Technical information
- Licensing authority: FCC
- Facility ID: 198813
- Class: A
- ERP: 2450 watts
- HAAT: 160.0 meters (524.9 ft)
- Transmitter coordinates: 31°58′11″N 95°15′52″W﻿ / ﻿31.96972°N 95.26444°W

Links
- Public license information: Public file; LMS;
- Webcast: Listen live
- Website: www.greatfm.com

= KKGT =

Radio station in Jacksonville, Texas

KKGT (95.1 MHz) is a radio station licensed to serve Jacksonville, Texas. KKGT is owned by Storm Broadcasting, LLC.

== History ==
KEBE-FM was initially proposed by Tomlinson-Leis Communications, L.P. through a short form application filed with the Federal Communications Commission and granted on November 17, 2015. The facility was proposed to be constructed on the KEBE tower in Jacksonville, which also provides a transmission site for the KEBE relay FM translator 104.7 K284CT.

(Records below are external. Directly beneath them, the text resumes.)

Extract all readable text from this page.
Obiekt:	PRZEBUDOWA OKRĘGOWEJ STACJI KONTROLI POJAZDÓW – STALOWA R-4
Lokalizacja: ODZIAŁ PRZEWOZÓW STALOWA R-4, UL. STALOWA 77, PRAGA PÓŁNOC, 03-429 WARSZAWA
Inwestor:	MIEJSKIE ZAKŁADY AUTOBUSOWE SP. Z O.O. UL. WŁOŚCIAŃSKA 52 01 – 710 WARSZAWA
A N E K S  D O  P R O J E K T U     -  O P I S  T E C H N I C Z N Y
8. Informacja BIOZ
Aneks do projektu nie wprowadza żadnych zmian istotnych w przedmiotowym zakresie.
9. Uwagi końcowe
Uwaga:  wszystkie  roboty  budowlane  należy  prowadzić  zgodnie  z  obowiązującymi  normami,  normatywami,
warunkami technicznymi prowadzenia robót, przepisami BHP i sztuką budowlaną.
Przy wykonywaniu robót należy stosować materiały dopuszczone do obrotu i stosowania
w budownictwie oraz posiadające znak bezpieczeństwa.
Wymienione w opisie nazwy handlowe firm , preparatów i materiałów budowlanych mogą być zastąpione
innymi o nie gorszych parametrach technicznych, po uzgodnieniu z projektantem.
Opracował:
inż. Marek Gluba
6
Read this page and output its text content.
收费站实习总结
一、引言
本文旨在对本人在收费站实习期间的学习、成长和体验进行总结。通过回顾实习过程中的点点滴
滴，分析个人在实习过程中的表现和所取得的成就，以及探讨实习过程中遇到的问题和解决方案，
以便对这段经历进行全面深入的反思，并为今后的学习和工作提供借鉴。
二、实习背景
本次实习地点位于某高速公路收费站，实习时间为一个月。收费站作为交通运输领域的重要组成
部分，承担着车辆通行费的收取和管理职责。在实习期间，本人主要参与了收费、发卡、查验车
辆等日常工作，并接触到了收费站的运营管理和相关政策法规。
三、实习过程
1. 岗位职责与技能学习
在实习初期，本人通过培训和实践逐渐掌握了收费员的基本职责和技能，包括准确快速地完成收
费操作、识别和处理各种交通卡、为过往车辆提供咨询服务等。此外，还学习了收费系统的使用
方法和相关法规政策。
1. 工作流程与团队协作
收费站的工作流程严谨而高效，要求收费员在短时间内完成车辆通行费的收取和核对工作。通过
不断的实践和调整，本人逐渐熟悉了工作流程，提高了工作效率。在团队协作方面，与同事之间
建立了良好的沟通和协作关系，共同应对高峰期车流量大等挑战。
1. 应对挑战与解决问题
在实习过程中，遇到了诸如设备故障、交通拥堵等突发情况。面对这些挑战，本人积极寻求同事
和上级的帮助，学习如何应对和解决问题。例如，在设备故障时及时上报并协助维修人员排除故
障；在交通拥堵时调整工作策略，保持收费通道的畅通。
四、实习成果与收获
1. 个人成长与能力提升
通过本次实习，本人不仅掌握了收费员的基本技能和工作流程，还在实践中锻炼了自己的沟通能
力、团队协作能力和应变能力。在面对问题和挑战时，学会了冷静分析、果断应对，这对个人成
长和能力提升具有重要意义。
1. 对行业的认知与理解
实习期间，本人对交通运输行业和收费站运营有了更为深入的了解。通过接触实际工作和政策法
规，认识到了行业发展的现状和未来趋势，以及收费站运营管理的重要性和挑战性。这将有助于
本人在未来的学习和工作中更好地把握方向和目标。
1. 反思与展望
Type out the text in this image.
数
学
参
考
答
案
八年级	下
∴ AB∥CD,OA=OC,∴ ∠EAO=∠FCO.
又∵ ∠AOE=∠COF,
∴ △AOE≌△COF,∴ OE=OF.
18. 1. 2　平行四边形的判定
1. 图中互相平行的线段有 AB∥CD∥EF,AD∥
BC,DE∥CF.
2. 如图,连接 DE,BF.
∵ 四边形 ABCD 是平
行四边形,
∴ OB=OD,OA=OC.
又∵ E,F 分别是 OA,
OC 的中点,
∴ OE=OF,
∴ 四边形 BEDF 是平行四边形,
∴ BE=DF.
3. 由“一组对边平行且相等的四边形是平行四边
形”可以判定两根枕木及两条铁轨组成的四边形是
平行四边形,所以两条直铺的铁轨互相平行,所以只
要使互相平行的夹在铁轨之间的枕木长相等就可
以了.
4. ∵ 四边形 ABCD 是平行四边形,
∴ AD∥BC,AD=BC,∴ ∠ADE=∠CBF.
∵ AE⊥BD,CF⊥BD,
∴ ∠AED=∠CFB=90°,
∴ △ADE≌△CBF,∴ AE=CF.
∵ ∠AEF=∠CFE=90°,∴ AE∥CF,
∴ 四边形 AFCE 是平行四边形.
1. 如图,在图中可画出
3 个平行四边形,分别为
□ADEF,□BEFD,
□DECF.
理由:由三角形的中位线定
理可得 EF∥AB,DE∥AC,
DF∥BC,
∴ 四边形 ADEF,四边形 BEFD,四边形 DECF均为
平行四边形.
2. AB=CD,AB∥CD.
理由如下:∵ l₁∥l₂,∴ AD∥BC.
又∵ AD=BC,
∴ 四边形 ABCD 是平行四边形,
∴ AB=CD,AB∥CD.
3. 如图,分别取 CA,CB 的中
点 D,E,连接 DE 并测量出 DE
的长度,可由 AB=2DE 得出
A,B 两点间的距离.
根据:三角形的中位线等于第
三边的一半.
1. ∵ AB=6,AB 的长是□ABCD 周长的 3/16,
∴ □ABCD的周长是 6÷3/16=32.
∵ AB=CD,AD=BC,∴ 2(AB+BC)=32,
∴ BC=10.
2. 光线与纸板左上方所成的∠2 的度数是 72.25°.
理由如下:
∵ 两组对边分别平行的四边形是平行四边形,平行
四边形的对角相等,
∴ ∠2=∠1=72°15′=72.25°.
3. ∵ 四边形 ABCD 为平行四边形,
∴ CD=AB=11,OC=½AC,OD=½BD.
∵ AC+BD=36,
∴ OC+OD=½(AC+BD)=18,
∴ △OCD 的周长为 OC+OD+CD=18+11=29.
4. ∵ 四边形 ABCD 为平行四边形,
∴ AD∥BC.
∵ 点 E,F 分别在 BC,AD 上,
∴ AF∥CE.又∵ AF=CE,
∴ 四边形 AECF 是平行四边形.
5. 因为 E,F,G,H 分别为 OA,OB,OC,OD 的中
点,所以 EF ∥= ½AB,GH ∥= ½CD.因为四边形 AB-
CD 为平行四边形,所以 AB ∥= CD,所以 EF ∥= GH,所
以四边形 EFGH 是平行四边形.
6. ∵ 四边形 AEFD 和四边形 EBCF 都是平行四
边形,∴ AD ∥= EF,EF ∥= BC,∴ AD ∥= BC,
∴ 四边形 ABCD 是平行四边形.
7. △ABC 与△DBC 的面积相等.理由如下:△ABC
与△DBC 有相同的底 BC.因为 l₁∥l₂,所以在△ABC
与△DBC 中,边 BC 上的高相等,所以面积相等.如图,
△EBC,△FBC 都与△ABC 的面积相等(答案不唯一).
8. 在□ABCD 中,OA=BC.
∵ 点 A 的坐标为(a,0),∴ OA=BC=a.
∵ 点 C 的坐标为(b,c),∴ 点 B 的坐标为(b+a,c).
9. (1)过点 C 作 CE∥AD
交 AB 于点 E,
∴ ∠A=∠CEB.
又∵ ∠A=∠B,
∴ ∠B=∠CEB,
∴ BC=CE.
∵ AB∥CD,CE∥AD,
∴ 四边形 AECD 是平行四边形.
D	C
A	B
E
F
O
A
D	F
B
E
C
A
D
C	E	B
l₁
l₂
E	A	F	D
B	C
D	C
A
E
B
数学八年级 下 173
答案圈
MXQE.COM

KEBE-FM was granted the call sign on September 27, 2018. The KEBE call sign was randomly assigned to the AM sister station in 1947, but were later coined by original owner Dudley Waller to stand for "Keeping Every Body Entertained". The KEBE-FM call sign that this facility was first assigned once belonged to 106.5 KOOI, having been assigned to the facility in 1968, and continuing to use it until 1983.

The proposed facility was permitted to operate, once licensed, at an ERP of 200 watts, from an elevation of 86.9 meters height above average terrain. Tomlinson-Leis Communications sold the construction permit for the facility to North Texas Radio Group, L.P. on January 23, 2018.

KEBE-FM filed for a License to Cover the Class A FM facility on October 31, 2018.

On July 16, 2022, KEBE-FM went silent after the tower owner, Chisholm Trail Communications LLC, ceased electrical power at the site, as they prepared to sell the AM facility and tower to North Texas Radio Group. This will result in 1400 KEBE and 95.1 KEBE-FM becoming sister stations once again.

On January 8, 2024, the station changed its call sign to KKGT, after the announcement involving the purchase of KEBE-FM to Storm Broadcasting, LLC. was made.

On December 24, 2024, KKGT launched from the upgraded facility of 2,450 watts/160 meters with traditional Christmas music. On December 26, 2024, KKGT ended its Christmas music stint and launched an adult hits format, branded as "95.1 Great FM".